D’abord enseignant, il vient au cinéma avec des longs métrages non diffusés, La Croisade des chemins (1975) et La Vie comme ça (1978) puis, pour la TV, Les Ombres (1980). Un Jeu brutal (1982) révèle un auteur complet dont l’inspiration originale et le ton personnel sont confirmés par De Bruit et de fureur (1987), Noce Blanche (1989), Céline (1992) voire par L’Ange noir (1994). Marcel Martin.
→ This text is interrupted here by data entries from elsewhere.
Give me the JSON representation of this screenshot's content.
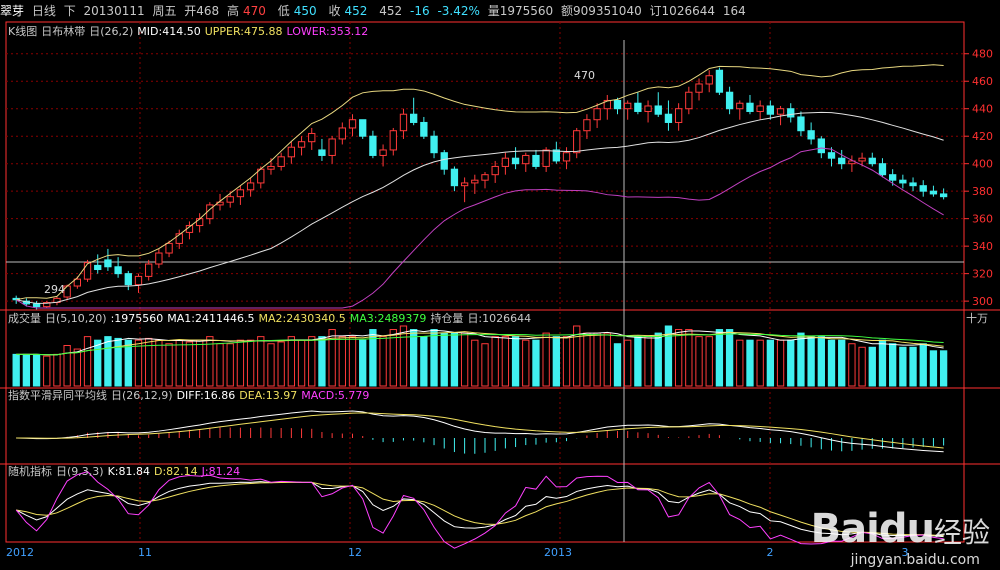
{
  "header": {
    "name": "翠芽",
    "period": "日线",
    "dir": "下",
    "date": "20130111",
    "weekday": "周五",
    "open_label": "开468",
    "high_label": "高",
    "high_val": "470",
    "low_label": "低",
    "low_val": "450",
    "close_label": "收",
    "close_val": "452",
    "close_extra": "452",
    "change": "-16",
    "change_pct": "-3.42%",
    "volume": "量1975560",
    "amount": "额909351040",
    "order": "订1026644",
    "extra": "164"
  },
  "panels": {
    "kline": {
      "l1": "K线图",
      "l2": "日布林带",
      "l3": "日(26,2)",
      "mid": "MID:414.50",
      "upper": "UPPER:475.88",
      "lower": "LOWER:353.12"
    },
    "volume": {
      "l1": "成交量",
      "l2": "日(5,10,20)",
      "l3": ":1975560",
      "ma1": "MA1:2411446.5",
      "ma2": "MA2:2430340.5",
      "ma3": "MA3:2489379",
      "l4": "持仓量",
      "l5": "日:1026644",
      "unit": "十万"
    },
    "macd": {
      "l1": "指数平滑异同平均线",
      "l2": "日(26,12,9)",
      "diff": "DIFF:16.86",
      "dea": "DEA:13.97",
      "macd": "MACD:5.779"
    },
    "kdj": {
      "l1": "随机指标",
      "l2": "日(9,3,3)",
      "k": "K:81.84",
      "d": "D:82.14",
      "j": "J:81.24"
    }
  },
  "watermark": {
    "logo": "Baidu",
    "cn": "经验",
    "url": "jingyan.baidu.com"
  },
  "colors": {
    "up": "#ff3a3a",
    "down": "#40f0f0",
    "mid": "#e0e0e0",
    "upper": "#e8d880",
    "lower": "#c040c0",
    "grid": "#8a0000",
    "axis": "#ff3030"
  },
  "chart_data": {
    "type": "candlestick",
    "y_ticks": [
      300,
      320,
      340,
      360,
      380,
      400,
      420,
      440,
      460,
      480
    ],
    "ylim": [
      295,
      490
    ],
    "annotations": [
      "470",
      "294"
    ],
    "x_labels": [
      "2012",
      "11",
      "12",
      "2013",
      "2",
      "3"
    ],
    "candles": [
      [
        302,
        304,
        298,
        301
      ],
      [
        300,
        302,
        296,
        298
      ],
      [
        298,
        300,
        294,
        296
      ],
      [
        296,
        300,
        295,
        299
      ],
      [
        299,
        303,
        297,
        302
      ],
      [
        303,
        312,
        301,
        311
      ],
      [
        311,
        318,
        309,
        316
      ],
      [
        316,
        330,
        314,
        328
      ],
      [
        326,
        334,
        320,
        323
      ],
      [
        330,
        338,
        322,
        325
      ],
      [
        325,
        332,
        317,
        320
      ],
      [
        320,
        322,
        308,
        312
      ],
      [
        312,
        320,
        306,
        318
      ],
      [
        318,
        330,
        315,
        327
      ],
      [
        327,
        338,
        324,
        335
      ],
      [
        335,
        344,
        332,
        342
      ],
      [
        342,
        352,
        338,
        349
      ],
      [
        350,
        358,
        345,
        355
      ],
      [
        355,
        364,
        350,
        360
      ],
      [
        360,
        372,
        356,
        370
      ],
      [
        370,
        378,
        366,
        372
      ],
      [
        372,
        380,
        368,
        376
      ],
      [
        376,
        384,
        370,
        381
      ],
      [
        381,
        390,
        376,
        386
      ],
      [
        386,
        398,
        382,
        396
      ],
      [
        396,
        404,
        392,
        398
      ],
      [
        398,
        408,
        395,
        405
      ],
      [
        405,
        416,
        400,
        412
      ],
      [
        412,
        420,
        406,
        416
      ],
      [
        416,
        426,
        410,
        422
      ],
      [
        410,
        418,
        402,
        406
      ],
      [
        406,
        420,
        400,
        418
      ],
      [
        418,
        430,
        414,
        426
      ],
      [
        426,
        436,
        420,
        432
      ],
      [
        432,
        432,
        418,
        420
      ],
      [
        420,
        424,
        404,
        406
      ],
      [
        406,
        414,
        398,
        410
      ],
      [
        410,
        426,
        406,
        424
      ],
      [
        424,
        440,
        418,
        436
      ],
      [
        436,
        448,
        428,
        430
      ],
      [
        430,
        434,
        418,
        420
      ],
      [
        420,
        424,
        404,
        408
      ],
      [
        408,
        410,
        392,
        396
      ],
      [
        396,
        398,
        380,
        384
      ],
      [
        384,
        390,
        372,
        386
      ],
      [
        386,
        392,
        378,
        388
      ],
      [
        388,
        394,
        382,
        392
      ],
      [
        392,
        402,
        386,
        398
      ],
      [
        398,
        408,
        392,
        404
      ],
      [
        404,
        412,
        396,
        400
      ],
      [
        400,
        408,
        394,
        406
      ],
      [
        406,
        410,
        396,
        398
      ],
      [
        398,
        412,
        394,
        410
      ],
      [
        410,
        416,
        400,
        402
      ],
      [
        402,
        412,
        396,
        408
      ],
      [
        408,
        426,
        404,
        424
      ],
      [
        424,
        436,
        418,
        432
      ],
      [
        432,
        444,
        426,
        440
      ],
      [
        440,
        450,
        432,
        446
      ],
      [
        446,
        448,
        436,
        440
      ],
      [
        440,
        446,
        432,
        444
      ],
      [
        444,
        452,
        436,
        438
      ],
      [
        438,
        446,
        430,
        442
      ],
      [
        442,
        452,
        434,
        436
      ],
      [
        436,
        446,
        424,
        430
      ],
      [
        430,
        444,
        424,
        440
      ],
      [
        440,
        456,
        436,
        452
      ],
      [
        452,
        462,
        446,
        458
      ],
      [
        458,
        468,
        452,
        464
      ],
      [
        468,
        470,
        450,
        452
      ],
      [
        452,
        456,
        436,
        440
      ],
      [
        440,
        446,
        432,
        444
      ],
      [
        444,
        450,
        436,
        438
      ],
      [
        438,
        446,
        432,
        442
      ],
      [
        442,
        446,
        432,
        436
      ],
      [
        436,
        442,
        428,
        440
      ],
      [
        440,
        444,
        430,
        434
      ],
      [
        434,
        438,
        420,
        424
      ],
      [
        424,
        430,
        414,
        418
      ],
      [
        418,
        420,
        404,
        408
      ],
      [
        408,
        412,
        398,
        404
      ],
      [
        404,
        410,
        396,
        400
      ],
      [
        400,
        406,
        394,
        402
      ],
      [
        402,
        408,
        398,
        404
      ],
      [
        404,
        408,
        398,
        400
      ],
      [
        400,
        404,
        390,
        392
      ],
      [
        392,
        396,
        384,
        388
      ],
      [
        388,
        392,
        382,
        386
      ],
      [
        386,
        390,
        380,
        384
      ],
      [
        384,
        388,
        376,
        380
      ],
      [
        380,
        384,
        376,
        378
      ],
      [
        378,
        382,
        374,
        376
      ]
    ]
  }
}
        Se décrivant lui-même comme "le fils d'une femme de ménage qui a vécu dans un rêve de cinéma", Jean-Claude Brisseau ne se destine pas immédiatement à suivre une carrière de réalisateur. Il emprunte les chemins de l'enseignement en étant professeur de français pendant plus de vingt ans dans un collège de la banlieue parisienne, mais ses rêves se septième art finissent par le rattraper et il mène en parallèle une carrière de cinéaste amateur. Sa rencontre avec Éric Rohmer est déterminante : il travaille peu de temps après à l'INA (Institut National de l'Audiovisuel), qui produit en 1978 son premier long métrage : La Vie comme ça, tout d'abord destiné à la télévision.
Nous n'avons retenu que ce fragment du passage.